21/01/2026 | 23:47:13

Luciano Spalletti, tecnico della Juventus, analizza ai microfoni di Prime Video la sfida di Champions League vinta per 2-0 contro il Benfica.
Queste le sue parole: “Sono sereno, a volte ho timore di non farcela anche quando ce l’ho fatta perché sono fatto così. La partita era importante, ci viene addosso roba se non portiamo a casa risultati come questi, ci si arriva carichi con un po’ di tensione. Abbiamo fatto una buona gara, ci avevano abituati bene e non siamo riusciti a fare i soliti numeri di possesso. Siamo partiti bene, poi la partita è stata in equilibrio con un baricentro più basso da parte nostra però, al di là di due palloni persi dove abbiamo fatto venire la tosse anche al pallone, cioè questo perdere palloni così banali ci hanno costretto a subire un po’ di pressione. Nel secondo tempo siamo rientrati con difficoltà, poi abbiamo ripreso a fare le nostre cose: loro hanno avuto due occasioni nel primo tempo, ma anche noi con Miretti e McKennie. La partita era in equilibrio, però qualcosa bisogna migliorare. Se la riaprivano su calcio di rigore poteva essere un finale difficile, quel rigore si poteva evitare perché non si doveva intervenire per forza, si poteva leggere quello che viene fuori”.

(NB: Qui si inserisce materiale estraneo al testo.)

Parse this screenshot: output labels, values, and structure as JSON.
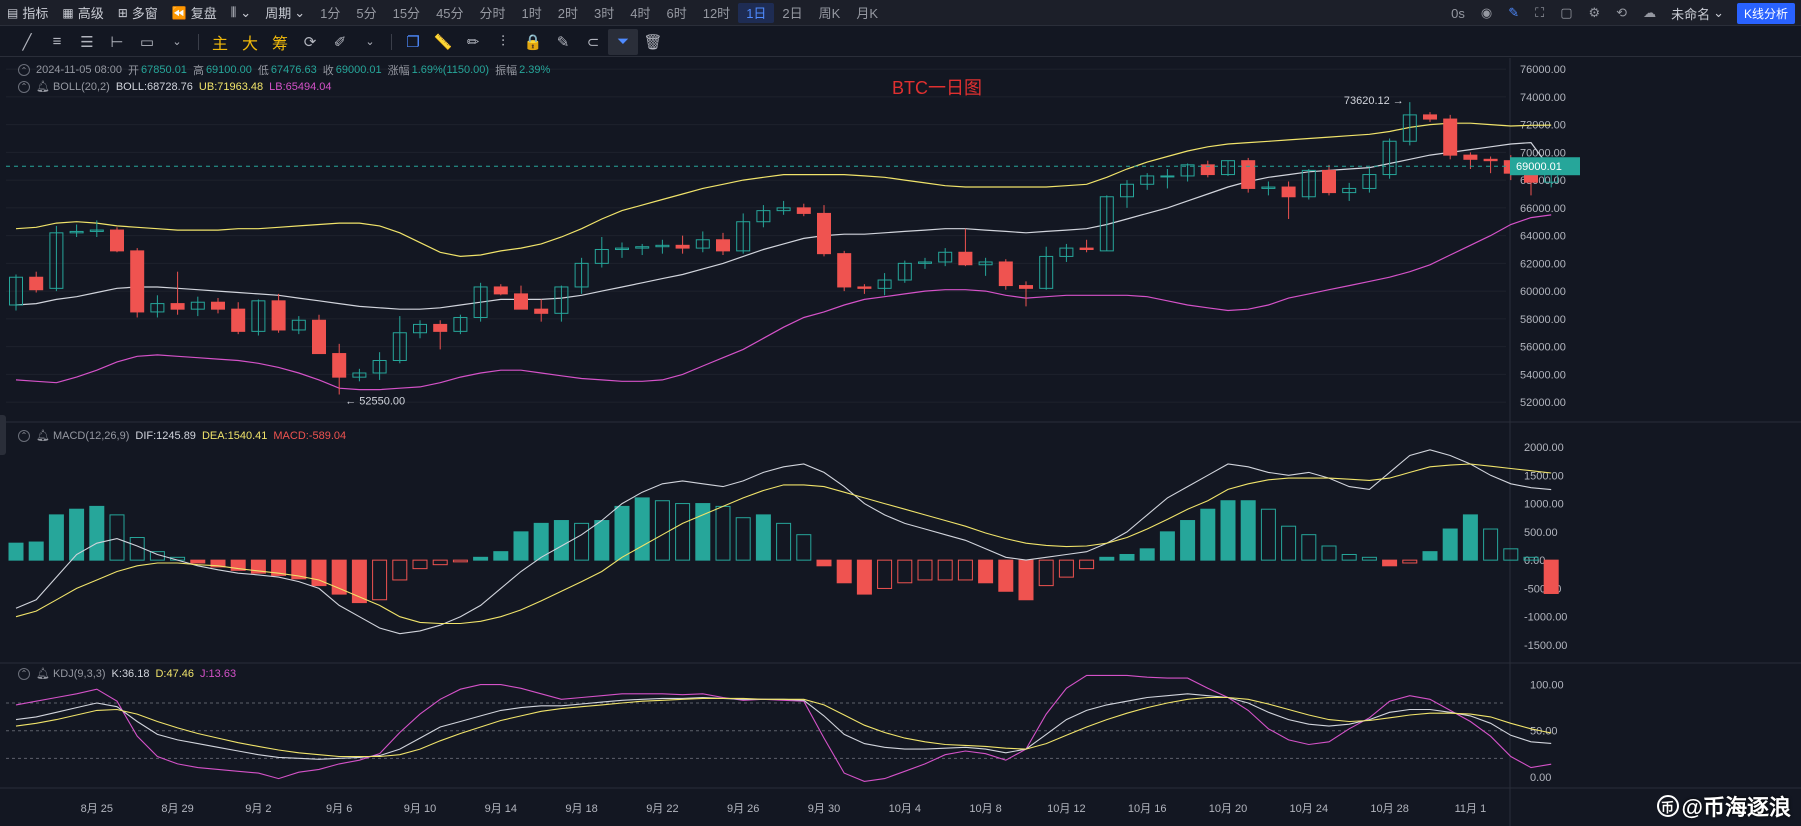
{
  "topbar": {
    "indicators": "指标",
    "advanced": "高级",
    "multi": "多窗",
    "replay": "复盘",
    "period_label": "周期",
    "periods": [
      "1分",
      "5分",
      "15分",
      "45分",
      "分时",
      "1时",
      "2时",
      "3时",
      "4时",
      "6时",
      "12时",
      "1日",
      "2日",
      "周K",
      "月K"
    ],
    "active_period": "1日",
    "countdown": "0s",
    "layout_name": "未命名",
    "kline_btn": "K线分析"
  },
  "drawbar": {
    "main": "主",
    "large": "大",
    "chip": "筹"
  },
  "colors": {
    "up": "#26a69a",
    "down": "#ef5350",
    "boll_mid": "#d1d4dc",
    "boll_up": "#f0e36a",
    "boll_lb": "#d452c8",
    "dif": "#d1d4dc",
    "dea": "#f0e36a",
    "kdj_j": "#d452c8",
    "price_tag": "#26a69a"
  },
  "legend": {
    "date": "2024-11-05 08:00",
    "open_label": "开",
    "open": "67850.01",
    "high_label": "高",
    "high": "69100.00",
    "low_label": "低",
    "low": "67476.63",
    "close_label": "收",
    "close": "69000.01",
    "change_label": "涨幅",
    "change": "1.69%(1150.00)",
    "amp_label": "振幅",
    "amp": "2.39%",
    "boll_name": "BOLL(20,2)",
    "boll": "BOLL:68728.76",
    "ub": "UB:71963.48",
    "lb": "LB:65494.04",
    "macd_name": "MACD(12,26,9)",
    "dif": "DIF:1245.89",
    "dea": "DEA:1540.41",
    "macd": "MACD:-589.04",
    "kdj_name": "KDJ(9,3,3)",
    "k": "K:36.18",
    "d": "D:47.46",
    "j": "J:13.63"
  },
  "annotation_title": "BTC一日图",
  "watermark": "@币海逐浪",
  "chart_data": {
    "type": "candlestick",
    "title": "BTC一日图",
    "x_tick_labels": [
      "8月 25",
      "8月 29",
      "9月 2",
      "9月 6",
      "9月 10",
      "9月 14",
      "9月 18",
      "9月 22",
      "9月 26",
      "9月 30",
      "10月 4",
      "10月 8",
      "10月 12",
      "10月 16",
      "10月 20",
      "10月 24",
      "10月 28",
      "11月 1"
    ],
    "x_tick_positions": [
      4,
      8,
      12,
      16,
      20,
      24,
      28,
      32,
      36,
      40,
      44,
      48,
      52,
      56,
      60,
      64,
      68,
      72
    ],
    "price_axis": {
      "ylim": [
        51000,
        76800
      ],
      "ticks": [
        76000,
        74000,
        72000,
        70000,
        68000,
        66000,
        64000,
        62000,
        60000,
        58000,
        56000,
        54000,
        52000
      ]
    },
    "last_price": "69000.01",
    "high_marker": "73620.12",
    "low_marker": "52550.00",
    "candles": [
      [
        59000,
        61200,
        58600,
        61000
      ],
      [
        61000,
        61400,
        59900,
        60100
      ],
      [
        60200,
        64700,
        60000,
        64200
      ],
      [
        64200,
        64800,
        63900,
        64300
      ],
      [
        64300,
        65100,
        63900,
        64400
      ],
      [
        64400,
        64600,
        62800,
        62900
      ],
      [
        62900,
        63100,
        58100,
        58500
      ],
      [
        58500,
        59700,
        58100,
        59100
      ],
      [
        59100,
        61400,
        58300,
        58700
      ],
      [
        58700,
        59600,
        58200,
        59200
      ],
      [
        59200,
        59500,
        58400,
        58700
      ],
      [
        58700,
        59200,
        56900,
        57100
      ],
      [
        57100,
        59400,
        56800,
        59300
      ],
      [
        59300,
        59800,
        57000,
        57200
      ],
      [
        57200,
        58200,
        56900,
        57900
      ],
      [
        57900,
        58300,
        55500,
        55500
      ],
      [
        55500,
        56200,
        52550,
        53800
      ],
      [
        53800,
        54400,
        53500,
        54100
      ],
      [
        54100,
        55600,
        53600,
        55000
      ],
      [
        55000,
        58200,
        54800,
        57000
      ],
      [
        57000,
        57900,
        56600,
        57600
      ],
      [
        57600,
        57900,
        55800,
        57100
      ],
      [
        57100,
        58300,
        56900,
        58100
      ],
      [
        58100,
        60600,
        57800,
        60300
      ],
      [
        60300,
        60500,
        59700,
        59800
      ],
      [
        59800,
        60400,
        58800,
        58700
      ],
      [
        58700,
        59400,
        57800,
        58400
      ],
      [
        58400,
        60400,
        57800,
        60300
      ],
      [
        60300,
        62400,
        59800,
        62000
      ],
      [
        62000,
        63900,
        61700,
        63000
      ],
      [
        63000,
        63500,
        62400,
        63100
      ],
      [
        63100,
        63400,
        62600,
        63200
      ],
      [
        63200,
        63700,
        62700,
        63300
      ],
      [
        63300,
        64000,
        62700,
        63100
      ],
      [
        63100,
        64300,
        62800,
        63700
      ],
      [
        63700,
        64200,
        62600,
        62900
      ],
      [
        62900,
        65600,
        62700,
        65000
      ],
      [
        65000,
        66200,
        64600,
        65800
      ],
      [
        65800,
        66500,
        65500,
        66000
      ],
      [
        66000,
        66300,
        65400,
        65600
      ],
      [
        65600,
        66200,
        62500,
        62700
      ],
      [
        62700,
        62900,
        60000,
        60300
      ],
      [
        60300,
        60500,
        59800,
        60200
      ],
      [
        60200,
        61300,
        59700,
        60800
      ],
      [
        60800,
        62200,
        60600,
        62000
      ],
      [
        62000,
        62400,
        61600,
        62100
      ],
      [
        62100,
        63100,
        61800,
        62800
      ],
      [
        62800,
        64500,
        61800,
        61900
      ],
      [
        61900,
        62400,
        61100,
        62100
      ],
      [
        62100,
        62300,
        60100,
        60400
      ],
      [
        60400,
        60700,
        58900,
        60200
      ],
      [
        60200,
        63200,
        60100,
        62500
      ],
      [
        62500,
        63400,
        62100,
        63100
      ],
      [
        63100,
        63700,
        62800,
        63000
      ],
      [
        62900,
        66900,
        62900,
        66800
      ],
      [
        66800,
        68000,
        66000,
        67700
      ],
      [
        67700,
        68500,
        67300,
        68300
      ],
      [
        68300,
        68800,
        67400,
        68300
      ],
      [
        68300,
        69200,
        67900,
        69100
      ],
      [
        69100,
        69400,
        68200,
        68400
      ],
      [
        68400,
        69400,
        68300,
        69400
      ],
      [
        69400,
        69600,
        67100,
        67400
      ],
      [
        67400,
        67900,
        66900,
        67500
      ],
      [
        67500,
        67900,
        65200,
        66800
      ],
      [
        66800,
        68800,
        66600,
        68700
      ],
      [
        68700,
        69100,
        66900,
        67100
      ],
      [
        67100,
        67800,
        66500,
        67400
      ],
      [
        67400,
        68900,
        67100,
        68400
      ],
      [
        68400,
        71000,
        68100,
        70800
      ],
      [
        70800,
        73620.12,
        70500,
        72700
      ],
      [
        72700,
        72900,
        72200,
        72400
      ],
      [
        72400,
        72700,
        69500,
        69800
      ],
      [
        69800,
        70000,
        68800,
        69500
      ],
      [
        69500,
        69700,
        68500,
        69400
      ],
      [
        69400,
        69800,
        68000,
        68500
      ],
      [
        68500,
        69600,
        66900,
        67850
      ],
      [
        67850,
        69100,
        67476,
        69000
      ]
    ],
    "boll": {
      "mid": [
        59000,
        59100,
        59400,
        59600,
        59900,
        60200,
        60300,
        60300,
        60200,
        60100,
        60000,
        59900,
        59800,
        59700,
        59500,
        59300,
        59100,
        58900,
        58800,
        58700,
        58700,
        58800,
        59000,
        59200,
        59400,
        59400,
        59400,
        59500,
        59700,
        60000,
        60300,
        60600,
        60900,
        61200,
        61600,
        62000,
        62500,
        63000,
        63400,
        63800,
        64000,
        64100,
        64100,
        64200,
        64300,
        64400,
        64500,
        64500,
        64400,
        64300,
        64200,
        64300,
        64400,
        64500,
        64800,
        65200,
        65600,
        66000,
        66500,
        67000,
        67500,
        67900,
        68200,
        68400,
        68600,
        68700,
        68800,
        68900,
        69200,
        69500,
        69800,
        70000,
        70200,
        70400,
        70600,
        70700,
        68728.76
      ],
      "upper": [
        64500,
        64600,
        64900,
        65000,
        64900,
        64700,
        64600,
        64500,
        64400,
        64400,
        64400,
        64500,
        64500,
        64600,
        64700,
        64800,
        64900,
        64900,
        64700,
        64200,
        63500,
        62800,
        62500,
        62600,
        62900,
        63100,
        63400,
        63900,
        64500,
        65200,
        65800,
        66200,
        66600,
        67000,
        67400,
        67700,
        68000,
        68200,
        68400,
        68400,
        68400,
        68400,
        68300,
        68200,
        68000,
        67800,
        67600,
        67500,
        67500,
        67500,
        67500,
        67500,
        67600,
        67700,
        68200,
        68800,
        69300,
        69700,
        70100,
        70400,
        70600,
        70700,
        70800,
        70900,
        71000,
        71100,
        71200,
        71300,
        71500,
        71800,
        72000,
        72100,
        72100,
        72000,
        71900,
        71950,
        71963.48
      ],
      "lower": [
        53600,
        53500,
        53400,
        53800,
        54300,
        54900,
        55300,
        55400,
        55300,
        55200,
        55100,
        55000,
        54800,
        54500,
        54100,
        53600,
        53000,
        52900,
        52900,
        53000,
        53100,
        53400,
        53800,
        54100,
        54300,
        54300,
        54100,
        53900,
        53700,
        53600,
        53500,
        53500,
        53600,
        54000,
        54600,
        55200,
        55800,
        56600,
        57400,
        58100,
        58500,
        59000,
        59400,
        59600,
        59800,
        60000,
        60100,
        60100,
        60000,
        59700,
        59500,
        59600,
        59700,
        59700,
        59700,
        59700,
        59600,
        59300,
        59000,
        58800,
        58600,
        58700,
        59000,
        59500,
        59800,
        60100,
        60400,
        60700,
        61000,
        61400,
        61900,
        62600,
        63300,
        64000,
        64800,
        65300,
        65494.04
      ]
    },
    "macd_axis": {
      "ylim": [
        -1800,
        2300
      ],
      "ticks": [
        2000,
        1500,
        1000,
        500,
        0,
        -500,
        -1000,
        -1500
      ]
    },
    "macd": {
      "dif": [
        -850,
        -700,
        -300,
        100,
        300,
        380,
        250,
        100,
        0,
        -100,
        -170,
        -230,
        -260,
        -300,
        -380,
        -500,
        -800,
        -1000,
        -1200,
        -1300,
        -1250,
        -1150,
        -1000,
        -800,
        -500,
        -200,
        50,
        250,
        450,
        700,
        1000,
        1200,
        1350,
        1400,
        1350,
        1300,
        1400,
        1550,
        1650,
        1700,
        1550,
        1300,
        1000,
        800,
        650,
        550,
        450,
        350,
        200,
        50,
        0,
        50,
        100,
        150,
        300,
        500,
        800,
        1100,
        1300,
        1500,
        1700,
        1650,
        1550,
        1500,
        1550,
        1450,
        1300,
        1250,
        1550,
        1850,
        1950,
        1850,
        1700,
        1500,
        1350,
        1280,
        1245.89
      ],
      "dea": [
        -1000,
        -900,
        -700,
        -500,
        -350,
        -200,
        -100,
        -50,
        -50,
        -80,
        -100,
        -150,
        -190,
        -230,
        -280,
        -350,
        -500,
        -650,
        -800,
        -1000,
        -1100,
        -1120,
        -1120,
        -1080,
        -1000,
        -880,
        -720,
        -550,
        -380,
        -200,
        50,
        250,
        450,
        650,
        800,
        950,
        1100,
        1230,
        1330,
        1330,
        1300,
        1200,
        1100,
        1000,
        900,
        800,
        700,
        600,
        480,
        380,
        300,
        260,
        240,
        250,
        300,
        400,
        550,
        720,
        900,
        1050,
        1250,
        1350,
        1420,
        1450,
        1450,
        1450,
        1430,
        1410,
        1450,
        1550,
        1650,
        1680,
        1700,
        1660,
        1620,
        1580,
        1540.41
      ],
      "hist": [
        300,
        320,
        800,
        900,
        950,
        800,
        400,
        150,
        50,
        -50,
        -120,
        -180,
        -230,
        -270,
        -330,
        -450,
        -600,
        -750,
        -700,
        -350,
        -150,
        -80,
        -30,
        50,
        150,
        500,
        650,
        700,
        650,
        700,
        950,
        1100,
        1050,
        1000,
        1000,
        950,
        750,
        800,
        650,
        450,
        -100,
        -400,
        -600,
        -500,
        -400,
        -350,
        -350,
        -350,
        -400,
        -550,
        -700,
        -450,
        -300,
        -150,
        50,
        100,
        200,
        500,
        700,
        900,
        1050,
        1050,
        900,
        600,
        450,
        250,
        100,
        50,
        -100,
        -50,
        150,
        550,
        800,
        550,
        200,
        50,
        -589.04
      ]
    },
    "kdj_axis": {
      "ylim": [
        -10,
        118
      ],
      "ticks": [
        100,
        50,
        0
      ]
    },
    "kdj": {
      "k": [
        62,
        65,
        70,
        75,
        80,
        76,
        60,
        46,
        40,
        36,
        32,
        28,
        24,
        21,
        20,
        19,
        20,
        21,
        23,
        30,
        42,
        54,
        60,
        66,
        72,
        75,
        77,
        77,
        79,
        81,
        83,
        84,
        85,
        85,
        86,
        85,
        84,
        84,
        84,
        83,
        66,
        46,
        36,
        32,
        30,
        30,
        31,
        32,
        30,
        26,
        30,
        46,
        62,
        72,
        78,
        82,
        86,
        88,
        90,
        88,
        86,
        80,
        70,
        62,
        57,
        55,
        57,
        62,
        70,
        73,
        73,
        70,
        66,
        58,
        45,
        38,
        36.18
      ],
      "d": [
        55,
        58,
        62,
        67,
        72,
        73,
        68,
        60,
        53,
        47,
        42,
        37,
        33,
        29,
        26,
        24,
        22,
        22,
        22,
        24,
        30,
        39,
        47,
        54,
        61,
        66,
        71,
        74,
        76,
        78,
        80,
        82,
        83,
        84,
        85,
        85,
        85,
        84,
        84,
        84,
        78,
        67,
        56,
        48,
        42,
        38,
        35,
        34,
        33,
        31,
        30,
        36,
        45,
        54,
        62,
        69,
        75,
        80,
        84,
        86,
        86,
        84,
        79,
        73,
        67,
        62,
        60,
        61,
        64,
        67,
        69,
        69,
        68,
        65,
        58,
        52,
        47.46
      ],
      "j": [
        78,
        82,
        86,
        90,
        95,
        82,
        44,
        22,
        14,
        10,
        8,
        6,
        4,
        -2,
        5,
        8,
        14,
        18,
        25,
        48,
        68,
        84,
        95,
        100,
        100,
        96,
        90,
        84,
        86,
        88,
        90,
        90,
        90,
        89,
        90,
        86,
        83,
        84,
        83,
        82,
        42,
        4,
        -5,
        -2,
        6,
        14,
        24,
        28,
        25,
        18,
        30,
        68,
        96,
        110,
        110,
        110,
        108,
        107,
        107,
        96,
        86,
        72,
        52,
        40,
        35,
        38,
        52,
        64,
        82,
        88,
        84,
        72,
        60,
        44,
        22,
        10,
        13.63
      ]
    }
  }
}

In cosa si può migliorare? “Io mi aspetto che ci sia quella velocità nel prevedere quando ti vengono addosso gli avversari, la riaggressione ormai fa parte del calcio che va più veloce. Bisogna avere il radar sempre acceso, essere sempre online, invece abbiamo perso quei palloni in maniera frenetica. Loro hanno cercato di azzannarci, sono tutte cose che dobbiamo andare a prendere velocemente se vogliamo fare un certo livello di calcio, anche se la squadra la vedo molto migliorata perché sono tutti coinvolti”.
Soddisfatto di David? “Sì, perché David sa giocare a calcio. Poi non ha quella cattiveria e quella ferocia, per lui sono tutte uguali: ha questo aspetto da bravo ragazzo, perfetto per giocare a calcio. Per essere più determinato bisogna che faccia un po’ più di esperienze, per rendersi conto: sotto questo aspetto bisogna che migliori. A parte il gol la partita è una scatola che va riempita di cose, gli altri giocano e ti costringono a fare una fase difensiva affannosa. Yildiz è l’alieno della squadra, ma la sua fase difensiva non è come quella di McKennie, questa cosa di saper fare certe cose non basta perché vanno completate anche con altre cose che devi fare per il bene della squadra. David a volte deve tenere questa palla addosso e lavorare per la squadra, così come Openda”.